Die Antwort richtet sich nach dem Einkommensteuergesetz. Danach sind außergewöhnliche Belastungen unter bestimmten Umständen steuerlich abzugsfähig. Außergewöhnliche Belastungen sind Kosten, die höher sind als bei der überwiegenden Mehrzahl jener Steuerpflichtigen mit gleichen Einkommens- und Vermögensverhältnissen sowie mit gleichem Familienstand. Unter diesem Aspekt sind Scheidungskosten durchaus als außergewöhnliche Belastungen anzusehen.

Jedoch ist zudem erforderlich, dass die Kosten zwangsläufig anfallen. Das ist nur dann der Fall, wenn sie sich nicht vermeiden lassen – genau hier liegt der Haken. Geschieden wird eine Ehe ausschließlich durch die gerichtliche Entscheidung. Mit der Scheidung wird zumindest in den allermeisten Fällen zwangsläufig auch der Versorgungsausgleich durchgeführt. Das ist gesetzlich so vorgesehen. Die damit verbundenen Kosten sind also unvermeidbar und können steuerlich geltend gemacht werden.
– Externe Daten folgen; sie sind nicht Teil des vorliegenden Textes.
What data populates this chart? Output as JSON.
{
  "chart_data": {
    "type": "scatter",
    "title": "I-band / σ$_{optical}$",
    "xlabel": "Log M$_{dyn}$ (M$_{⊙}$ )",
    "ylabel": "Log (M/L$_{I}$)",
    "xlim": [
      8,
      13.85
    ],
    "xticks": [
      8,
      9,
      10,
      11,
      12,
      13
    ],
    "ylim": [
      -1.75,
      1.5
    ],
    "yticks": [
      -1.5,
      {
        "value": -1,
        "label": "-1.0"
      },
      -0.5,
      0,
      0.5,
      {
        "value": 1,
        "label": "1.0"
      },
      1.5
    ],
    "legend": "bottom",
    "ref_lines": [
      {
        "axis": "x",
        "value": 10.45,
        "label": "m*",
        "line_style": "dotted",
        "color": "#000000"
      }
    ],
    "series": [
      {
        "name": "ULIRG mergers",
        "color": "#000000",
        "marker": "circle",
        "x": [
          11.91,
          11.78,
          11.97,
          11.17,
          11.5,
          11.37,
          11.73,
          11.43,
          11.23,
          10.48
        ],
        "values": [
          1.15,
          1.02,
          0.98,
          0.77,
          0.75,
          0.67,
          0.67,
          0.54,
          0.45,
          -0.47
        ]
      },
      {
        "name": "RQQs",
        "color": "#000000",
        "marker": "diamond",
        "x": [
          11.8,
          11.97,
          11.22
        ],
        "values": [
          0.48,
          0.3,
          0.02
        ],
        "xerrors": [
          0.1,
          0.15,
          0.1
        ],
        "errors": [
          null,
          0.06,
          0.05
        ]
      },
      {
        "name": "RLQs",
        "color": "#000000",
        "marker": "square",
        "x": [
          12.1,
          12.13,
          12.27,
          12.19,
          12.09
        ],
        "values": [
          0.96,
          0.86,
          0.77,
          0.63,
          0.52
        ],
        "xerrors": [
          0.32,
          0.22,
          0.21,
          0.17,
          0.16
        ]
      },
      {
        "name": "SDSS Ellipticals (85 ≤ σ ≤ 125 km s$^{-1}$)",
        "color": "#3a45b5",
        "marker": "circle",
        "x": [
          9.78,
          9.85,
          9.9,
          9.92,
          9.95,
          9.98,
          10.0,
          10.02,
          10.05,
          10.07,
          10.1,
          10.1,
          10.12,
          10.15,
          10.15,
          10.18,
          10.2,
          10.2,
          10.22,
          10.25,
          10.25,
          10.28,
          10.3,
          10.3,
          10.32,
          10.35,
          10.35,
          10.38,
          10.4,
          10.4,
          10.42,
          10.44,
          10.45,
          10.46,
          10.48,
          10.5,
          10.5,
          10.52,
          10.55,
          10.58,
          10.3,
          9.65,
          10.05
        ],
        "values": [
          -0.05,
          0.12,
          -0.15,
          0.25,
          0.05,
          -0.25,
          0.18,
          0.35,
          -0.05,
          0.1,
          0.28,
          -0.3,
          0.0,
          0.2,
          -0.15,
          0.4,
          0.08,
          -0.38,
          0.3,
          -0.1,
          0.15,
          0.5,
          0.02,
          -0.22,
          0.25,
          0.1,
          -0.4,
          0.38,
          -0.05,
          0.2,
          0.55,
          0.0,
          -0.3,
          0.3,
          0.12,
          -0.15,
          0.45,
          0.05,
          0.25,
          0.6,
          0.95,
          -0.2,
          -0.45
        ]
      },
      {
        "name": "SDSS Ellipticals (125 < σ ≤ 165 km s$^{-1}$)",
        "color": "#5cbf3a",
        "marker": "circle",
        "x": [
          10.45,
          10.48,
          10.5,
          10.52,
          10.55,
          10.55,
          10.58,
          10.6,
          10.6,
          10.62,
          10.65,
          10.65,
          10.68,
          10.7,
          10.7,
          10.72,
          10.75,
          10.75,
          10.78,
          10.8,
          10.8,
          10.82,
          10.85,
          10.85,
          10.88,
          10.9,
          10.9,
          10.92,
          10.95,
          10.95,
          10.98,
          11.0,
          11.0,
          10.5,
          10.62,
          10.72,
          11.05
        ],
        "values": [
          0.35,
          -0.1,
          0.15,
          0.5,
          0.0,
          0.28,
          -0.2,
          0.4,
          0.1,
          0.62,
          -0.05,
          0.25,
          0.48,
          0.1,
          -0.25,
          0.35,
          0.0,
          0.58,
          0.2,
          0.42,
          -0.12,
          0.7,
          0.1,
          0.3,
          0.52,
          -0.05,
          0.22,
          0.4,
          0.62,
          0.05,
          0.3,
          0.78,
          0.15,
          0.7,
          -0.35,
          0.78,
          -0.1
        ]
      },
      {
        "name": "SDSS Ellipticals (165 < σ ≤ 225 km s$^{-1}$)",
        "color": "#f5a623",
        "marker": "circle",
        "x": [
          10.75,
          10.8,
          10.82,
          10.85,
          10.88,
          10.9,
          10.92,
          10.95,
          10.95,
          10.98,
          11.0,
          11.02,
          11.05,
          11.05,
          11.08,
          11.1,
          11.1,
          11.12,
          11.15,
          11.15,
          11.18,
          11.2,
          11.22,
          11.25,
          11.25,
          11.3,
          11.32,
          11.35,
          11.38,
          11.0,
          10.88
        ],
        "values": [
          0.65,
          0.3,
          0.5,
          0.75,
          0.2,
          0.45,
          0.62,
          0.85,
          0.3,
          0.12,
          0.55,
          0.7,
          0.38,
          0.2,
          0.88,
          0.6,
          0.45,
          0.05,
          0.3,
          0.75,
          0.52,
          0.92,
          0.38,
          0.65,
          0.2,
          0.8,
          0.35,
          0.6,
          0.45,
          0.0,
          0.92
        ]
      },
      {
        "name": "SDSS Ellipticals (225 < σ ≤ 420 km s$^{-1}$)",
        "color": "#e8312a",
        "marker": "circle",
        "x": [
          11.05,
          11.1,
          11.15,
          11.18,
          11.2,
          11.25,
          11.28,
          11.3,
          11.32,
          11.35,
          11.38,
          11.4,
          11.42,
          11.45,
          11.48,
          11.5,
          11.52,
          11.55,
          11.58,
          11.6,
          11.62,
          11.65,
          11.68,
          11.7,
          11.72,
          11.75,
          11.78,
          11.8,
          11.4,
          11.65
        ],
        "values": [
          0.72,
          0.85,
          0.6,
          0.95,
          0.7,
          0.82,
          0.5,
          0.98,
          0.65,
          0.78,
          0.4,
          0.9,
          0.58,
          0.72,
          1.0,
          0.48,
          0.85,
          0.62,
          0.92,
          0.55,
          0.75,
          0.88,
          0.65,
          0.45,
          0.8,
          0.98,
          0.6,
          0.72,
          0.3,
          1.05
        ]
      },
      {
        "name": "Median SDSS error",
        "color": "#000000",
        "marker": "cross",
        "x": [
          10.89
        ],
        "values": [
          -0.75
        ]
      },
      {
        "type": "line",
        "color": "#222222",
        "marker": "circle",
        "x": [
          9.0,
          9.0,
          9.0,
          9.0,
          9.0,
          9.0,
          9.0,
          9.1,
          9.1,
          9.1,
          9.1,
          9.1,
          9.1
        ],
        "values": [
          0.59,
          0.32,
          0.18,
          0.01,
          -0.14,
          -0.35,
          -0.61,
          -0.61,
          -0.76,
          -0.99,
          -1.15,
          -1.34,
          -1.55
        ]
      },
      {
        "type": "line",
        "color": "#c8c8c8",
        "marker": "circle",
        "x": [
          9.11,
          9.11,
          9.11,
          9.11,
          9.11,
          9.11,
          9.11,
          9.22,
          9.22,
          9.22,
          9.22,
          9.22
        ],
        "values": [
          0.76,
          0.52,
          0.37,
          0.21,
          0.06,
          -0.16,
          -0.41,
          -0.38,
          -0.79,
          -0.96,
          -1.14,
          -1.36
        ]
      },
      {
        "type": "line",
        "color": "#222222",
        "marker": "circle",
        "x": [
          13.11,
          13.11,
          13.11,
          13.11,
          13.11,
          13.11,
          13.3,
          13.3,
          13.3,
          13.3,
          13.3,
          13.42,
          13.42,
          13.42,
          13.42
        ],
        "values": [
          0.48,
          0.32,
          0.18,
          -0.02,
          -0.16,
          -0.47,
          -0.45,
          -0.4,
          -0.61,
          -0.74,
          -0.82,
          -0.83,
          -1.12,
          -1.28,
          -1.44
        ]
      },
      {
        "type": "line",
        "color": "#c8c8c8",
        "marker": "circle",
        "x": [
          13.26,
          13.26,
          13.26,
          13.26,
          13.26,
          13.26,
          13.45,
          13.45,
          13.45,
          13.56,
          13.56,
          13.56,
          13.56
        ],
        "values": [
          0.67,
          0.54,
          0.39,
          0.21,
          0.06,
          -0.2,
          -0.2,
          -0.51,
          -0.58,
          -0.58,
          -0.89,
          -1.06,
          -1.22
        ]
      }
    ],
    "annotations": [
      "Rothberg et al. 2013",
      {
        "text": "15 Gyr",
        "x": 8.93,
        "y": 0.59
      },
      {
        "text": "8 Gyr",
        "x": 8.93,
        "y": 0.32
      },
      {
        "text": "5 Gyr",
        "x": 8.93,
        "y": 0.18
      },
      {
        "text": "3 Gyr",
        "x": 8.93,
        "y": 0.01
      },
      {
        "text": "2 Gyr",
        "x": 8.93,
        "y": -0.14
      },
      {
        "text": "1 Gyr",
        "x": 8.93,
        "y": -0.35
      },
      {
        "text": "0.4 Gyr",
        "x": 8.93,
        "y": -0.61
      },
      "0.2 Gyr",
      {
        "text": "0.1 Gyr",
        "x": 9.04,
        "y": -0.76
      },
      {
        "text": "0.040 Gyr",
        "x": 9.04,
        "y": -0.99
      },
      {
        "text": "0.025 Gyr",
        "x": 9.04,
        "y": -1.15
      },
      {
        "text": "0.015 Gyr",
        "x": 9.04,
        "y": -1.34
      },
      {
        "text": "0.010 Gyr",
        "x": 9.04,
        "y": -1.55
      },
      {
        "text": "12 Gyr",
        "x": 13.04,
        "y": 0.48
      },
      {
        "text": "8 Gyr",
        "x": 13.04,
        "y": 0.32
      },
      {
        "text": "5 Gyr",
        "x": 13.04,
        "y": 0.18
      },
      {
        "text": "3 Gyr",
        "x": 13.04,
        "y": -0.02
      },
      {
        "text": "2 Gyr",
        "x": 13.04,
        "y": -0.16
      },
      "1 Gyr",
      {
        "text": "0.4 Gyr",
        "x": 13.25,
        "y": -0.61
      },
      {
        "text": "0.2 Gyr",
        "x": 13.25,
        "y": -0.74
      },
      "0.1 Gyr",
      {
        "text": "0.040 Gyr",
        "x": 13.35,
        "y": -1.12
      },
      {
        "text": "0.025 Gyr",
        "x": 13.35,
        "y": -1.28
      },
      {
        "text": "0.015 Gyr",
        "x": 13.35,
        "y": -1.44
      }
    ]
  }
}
Die weiteren Problembereiche der familienrechtlichen Auseinandersetzung – also insbesondere die Bereiche Unterhalt und Güterrecht – sind nicht zwangsläufig streitig und gerichtlich zu klären. Dazu könnten sich die Ehegatten schließlich auch untereinander und sozusagen kostenfrei verständigen. Allein weil diese Möglichkeit besteht, sind die bei Streit entstehenden Kosten durch Anwälte und Gerichte also nicht zwangsläufig – und deshalb auch nicht steuerlich abzugsfähig.

Hinweis: Die Kosten, die mit einer Scheidung und den in diesem Zusammenhang anfallenden Klärungen anfallen, können also steuerlich abgesetzt werden, soweit sie zwangsläufig entstehen. Das sind zumindest die Kosten des reinen Scheidungsverfahrens. Es sollte nicht vergessen werden, diese bei der Steuererklärung auch geltend zu machen.